Essa última frase parece que ecoou na mente de James, como se Michael tivesse lido seus pensamentos há poucos instantes, seu quase deslizar para a baixa autoestima que por pouco não foi sua ruína.

- Obrigado... Sério. – disse James tocando no braço do amigo.

- Disponha. – olhou para a mão de James. Justamente a mão esquerda. Seu olhar caiu bem sobre o anel de casamento do amigo. Desvia o olhar . - Vou cobrar consultas…. – disse, dando seu sorriso característico. – Mais projetos ?

- Na sequência desse, há um com Charlize Theron : “The Coldest City “ !

- Charlize !! Ela é ótima !! Engraçada, esperta, excelente colega de cena !

James fica feliz com os comentários. Michael trabalhara com ela em “Prometheus”. O celular de James faz um ruído de mensagem.

- Desculpe, eu achei que tinha colocado no silencioso... – Olha para a tela. Mensagem de Anne. James lê e responde rapidamente.

Michael não quer ser indiscreto, mas não pode evitar a curiosidade.

- Tudo bem ?

- Eh... era a Anne. Lembrando de um compromisso mais tarde...

- Seu ?

- Dela. Isso significa tomar conta de Brendan.

- Coisa que você adora.

- Verdade... Não posso negar que Anne me deu a coisa mais importante da minha vida... Vou ser-lhe eternamente grato por isso ....

Michael prende-se às últimas palavras de James.

- Grato ? É de gratidão que você está falando ? Não seria ... amor ?

- Anne me deu tudo o que eu sempre quis : uma família ! Ela me resgatou do fundo do poço... Eu não seria a pessoa que sou hoje se não fosse por ela !

- Então eu também devo ser grato a ela ! – disse num tom quase irônico.

James sentiu como um aperto na garganta.

- Anne é minha melhor amiga...

- Amor, James, estou falando de amor, de contar os minutos para estar com a pessoa, de precisar dela fisicamente, emocionalmente, de querer mais o bem dela do que o seu, de ter que se ocupar freneticamente para não pensar... – subitamente parou.
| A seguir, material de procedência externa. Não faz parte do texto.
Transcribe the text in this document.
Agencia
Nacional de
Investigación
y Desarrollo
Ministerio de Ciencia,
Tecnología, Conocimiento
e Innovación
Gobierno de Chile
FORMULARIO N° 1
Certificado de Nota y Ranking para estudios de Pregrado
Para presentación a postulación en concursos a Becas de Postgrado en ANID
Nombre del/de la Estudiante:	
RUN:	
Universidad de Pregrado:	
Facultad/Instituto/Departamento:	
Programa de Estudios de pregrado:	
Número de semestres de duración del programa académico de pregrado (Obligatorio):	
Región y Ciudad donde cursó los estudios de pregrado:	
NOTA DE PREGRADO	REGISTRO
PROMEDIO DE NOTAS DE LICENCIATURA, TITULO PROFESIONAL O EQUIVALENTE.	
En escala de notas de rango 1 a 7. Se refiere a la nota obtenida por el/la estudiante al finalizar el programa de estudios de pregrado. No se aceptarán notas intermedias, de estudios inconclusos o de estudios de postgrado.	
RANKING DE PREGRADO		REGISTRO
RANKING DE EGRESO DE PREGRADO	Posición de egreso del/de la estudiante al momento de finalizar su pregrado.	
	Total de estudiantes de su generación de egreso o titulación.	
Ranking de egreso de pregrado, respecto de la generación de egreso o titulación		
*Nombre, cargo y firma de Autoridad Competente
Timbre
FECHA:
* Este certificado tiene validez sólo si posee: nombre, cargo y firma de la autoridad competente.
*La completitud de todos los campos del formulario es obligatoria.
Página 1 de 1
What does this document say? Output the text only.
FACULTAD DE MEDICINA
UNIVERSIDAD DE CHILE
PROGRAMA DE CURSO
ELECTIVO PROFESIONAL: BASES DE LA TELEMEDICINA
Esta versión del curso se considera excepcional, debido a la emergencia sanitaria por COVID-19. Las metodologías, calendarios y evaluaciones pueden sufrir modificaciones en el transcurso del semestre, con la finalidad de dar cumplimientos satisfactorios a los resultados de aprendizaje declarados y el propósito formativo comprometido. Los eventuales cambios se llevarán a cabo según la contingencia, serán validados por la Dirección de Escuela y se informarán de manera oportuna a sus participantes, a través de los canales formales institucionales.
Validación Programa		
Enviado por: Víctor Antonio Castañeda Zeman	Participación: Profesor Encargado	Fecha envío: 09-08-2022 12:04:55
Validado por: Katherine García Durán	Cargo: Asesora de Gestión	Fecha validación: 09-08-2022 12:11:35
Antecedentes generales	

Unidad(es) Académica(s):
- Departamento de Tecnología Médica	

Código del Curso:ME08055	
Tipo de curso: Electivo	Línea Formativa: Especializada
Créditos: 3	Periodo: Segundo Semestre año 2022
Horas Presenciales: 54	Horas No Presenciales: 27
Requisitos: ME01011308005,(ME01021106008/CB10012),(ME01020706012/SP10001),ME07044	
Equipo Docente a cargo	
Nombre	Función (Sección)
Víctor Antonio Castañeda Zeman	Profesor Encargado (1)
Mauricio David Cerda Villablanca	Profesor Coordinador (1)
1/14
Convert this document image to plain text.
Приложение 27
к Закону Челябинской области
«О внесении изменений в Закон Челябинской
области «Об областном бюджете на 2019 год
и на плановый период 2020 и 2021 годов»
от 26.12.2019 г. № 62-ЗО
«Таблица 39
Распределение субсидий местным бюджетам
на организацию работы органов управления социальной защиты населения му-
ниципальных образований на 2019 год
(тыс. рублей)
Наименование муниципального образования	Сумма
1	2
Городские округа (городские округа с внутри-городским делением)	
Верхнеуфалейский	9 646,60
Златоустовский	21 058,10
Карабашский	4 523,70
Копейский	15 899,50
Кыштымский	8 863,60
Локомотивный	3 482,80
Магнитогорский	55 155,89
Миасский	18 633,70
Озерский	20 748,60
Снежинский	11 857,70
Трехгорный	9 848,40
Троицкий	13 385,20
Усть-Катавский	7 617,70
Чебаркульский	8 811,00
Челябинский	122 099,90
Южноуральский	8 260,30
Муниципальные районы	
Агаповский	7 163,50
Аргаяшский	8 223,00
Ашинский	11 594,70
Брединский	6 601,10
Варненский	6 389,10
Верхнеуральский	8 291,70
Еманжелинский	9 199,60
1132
Praguejou em voz alta por sua fraqueza. – Desculpe, James... Eu ... não queria misturar as coisas.

Um curto silêncio, mas tão profundo que podia-se ouvir a respiração dos dois. Embutida na fala de Michael havia uma declaração velada de amor.

- Lembra que você disse que quando eu chegasse em Londres e ficasse com minha família, com a minha rotina, eu esqueceria aqueles meus pensamentos lá de Montreal ?

- Lembro.

- Não funcionou.

Os dois se entreolham. James pousa a mão sobre a de Michael e dá um ligeiro aperto, sem desviar o olhar. Michael sente um arrepio percorrer-lhe a espinha. Retira sua mão.

- Não faça isso. – diz, olhando para James. Seria melhor que seu corpo permanecesse impassível.

- Sinto a sua falta, sabia ? – e havia emoção em sua voz.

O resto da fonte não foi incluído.